Species diversification in a lineage of Mexican red oak (Quercus section Lobatae subsection Racemiflorae)—the interplay between distance, habitat, and hybridization

  • Ross A. McCauleyEmail author
  • Aurea C. Cortés-Palomec
  • Ken Oyama
Original Article
Part of the following topical collections:
  1. Hybridization

Abstract

In widespread taxa in which hybridization is suspected of being an important aspect of species biology, the patterns and drivers of lineage diversification are not always clear. Here, we examine the patterns of species diversification in a monophyletic lineage of oaks endemic to western Mexico, a center of global oak diversity. This group of four species inhabits a variety of soil types and exhibits varying patterns of species distribution ranging from widespread to restricted, with the range bisected by the Trans-Mexican Volcanic Belt (TVB). Using chloroplast and nuclear microsatellites, we evaluated genetic diversity, diversification, and genetic group assignment across 49 populations. Chloroplast data identified 29 haplotypes in three distinct lineages, many of these found occurring on opposite sides of the TVB. Individual species were only loosely associated to specific chloroplast haplotypes but the distribution of shared haplotypes supports a one-time wider distribution.
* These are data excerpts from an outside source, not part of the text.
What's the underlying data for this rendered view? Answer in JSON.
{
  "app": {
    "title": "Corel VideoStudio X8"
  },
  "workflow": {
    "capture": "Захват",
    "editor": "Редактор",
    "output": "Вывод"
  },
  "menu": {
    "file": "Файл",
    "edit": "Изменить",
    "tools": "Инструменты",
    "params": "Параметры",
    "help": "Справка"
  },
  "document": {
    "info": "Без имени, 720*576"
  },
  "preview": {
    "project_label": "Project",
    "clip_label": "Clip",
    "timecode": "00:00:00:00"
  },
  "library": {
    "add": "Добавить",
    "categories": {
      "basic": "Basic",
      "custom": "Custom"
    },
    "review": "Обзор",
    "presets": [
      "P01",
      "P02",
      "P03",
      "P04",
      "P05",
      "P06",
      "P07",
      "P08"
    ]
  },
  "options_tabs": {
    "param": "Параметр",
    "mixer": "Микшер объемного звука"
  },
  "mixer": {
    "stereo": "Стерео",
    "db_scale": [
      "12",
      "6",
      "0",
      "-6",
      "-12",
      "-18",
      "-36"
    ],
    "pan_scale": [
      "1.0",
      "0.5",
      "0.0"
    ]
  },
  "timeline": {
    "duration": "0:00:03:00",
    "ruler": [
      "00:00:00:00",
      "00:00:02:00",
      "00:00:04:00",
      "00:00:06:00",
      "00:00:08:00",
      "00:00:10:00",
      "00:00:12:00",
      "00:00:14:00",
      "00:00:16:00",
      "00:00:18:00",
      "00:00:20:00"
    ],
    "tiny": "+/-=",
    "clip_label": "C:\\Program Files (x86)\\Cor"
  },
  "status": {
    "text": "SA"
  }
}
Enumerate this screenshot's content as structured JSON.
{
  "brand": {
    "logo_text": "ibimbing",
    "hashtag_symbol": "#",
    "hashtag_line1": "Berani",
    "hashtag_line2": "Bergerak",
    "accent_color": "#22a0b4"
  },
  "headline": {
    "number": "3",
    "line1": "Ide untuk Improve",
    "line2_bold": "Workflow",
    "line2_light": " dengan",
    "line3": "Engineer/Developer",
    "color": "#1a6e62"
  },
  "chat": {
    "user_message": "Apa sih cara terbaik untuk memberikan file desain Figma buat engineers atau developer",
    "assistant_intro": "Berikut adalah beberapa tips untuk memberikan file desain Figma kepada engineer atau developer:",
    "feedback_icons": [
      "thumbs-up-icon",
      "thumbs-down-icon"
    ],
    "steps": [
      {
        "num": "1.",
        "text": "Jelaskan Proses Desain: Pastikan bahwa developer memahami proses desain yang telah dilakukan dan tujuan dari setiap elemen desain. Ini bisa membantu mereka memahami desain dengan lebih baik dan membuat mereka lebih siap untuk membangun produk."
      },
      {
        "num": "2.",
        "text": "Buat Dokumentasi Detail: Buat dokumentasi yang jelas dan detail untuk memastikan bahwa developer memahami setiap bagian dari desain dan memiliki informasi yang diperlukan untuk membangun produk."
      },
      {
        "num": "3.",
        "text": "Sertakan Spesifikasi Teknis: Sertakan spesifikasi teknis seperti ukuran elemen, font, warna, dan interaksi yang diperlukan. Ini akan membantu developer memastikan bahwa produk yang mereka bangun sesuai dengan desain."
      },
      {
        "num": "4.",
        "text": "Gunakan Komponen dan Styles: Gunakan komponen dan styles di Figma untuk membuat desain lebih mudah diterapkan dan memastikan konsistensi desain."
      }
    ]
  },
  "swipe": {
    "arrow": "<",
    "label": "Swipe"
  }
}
One lineage was highly divergent and geographically isolated, likely representing a case of chloroplast capture via hybridization and may indicate a range expansion of Racemiflorae into new territory. Nuclear gene diversity varied little across species and populations; however, differentiation and genetic assignment analysis was strongly structured geographically and tended to cluster with broad soil types. Soil specialist taxa produced homogeneous genetic structure while soil generalists showed varying patterns of mixed ancestry and high levels of admixture. Speciation appears driven by a combination of distance and edaphic factors leading to drift. Hybridization appears to be complementary, occurring most often in non-specific soil environments and in marginal areas, and contributes to a long-scale pattern of gene exchange as species ranges fluctuate with time.

Keywords

Phylogeography SSR cpSSR Species disjunctions Ecological speciation Hybridization 

Notes

Acknowledgments

The authors thank María Luisa Herrera Arroyo for providing selected population samples of Racemiflorae, Juan Peñaloza-Ramírez and Enrique Pascual-Alvarado for assistance in field collections, and Rennan Moreira for assistance in DNA extraction. We would also like to thank Andrew Hipp and three anonymous reviewers for their useful suggestions on the manuscript.

Funding information

This work was supported by the Consejo Nacional de Ciencia y Tecnología and the Secretaría de Medio Ambiente y Recursos Naturales - Mexico (CONACYT-SEMARNAT) [grant 2004-C01–97 to K.O.], the Dirección General de Asuntos del Personal Académico of the Universidad Nacional Autónoma de México and the Programa de Apoyo a Proyectos de Investigación e Innovación Tecnológica (DGAPA-PAPIIT, UNAM) [grant IN229803 to K.O.], and DGAPA, UNAM Postdoctoral Fellowships to R.A.M and A.C.C-P.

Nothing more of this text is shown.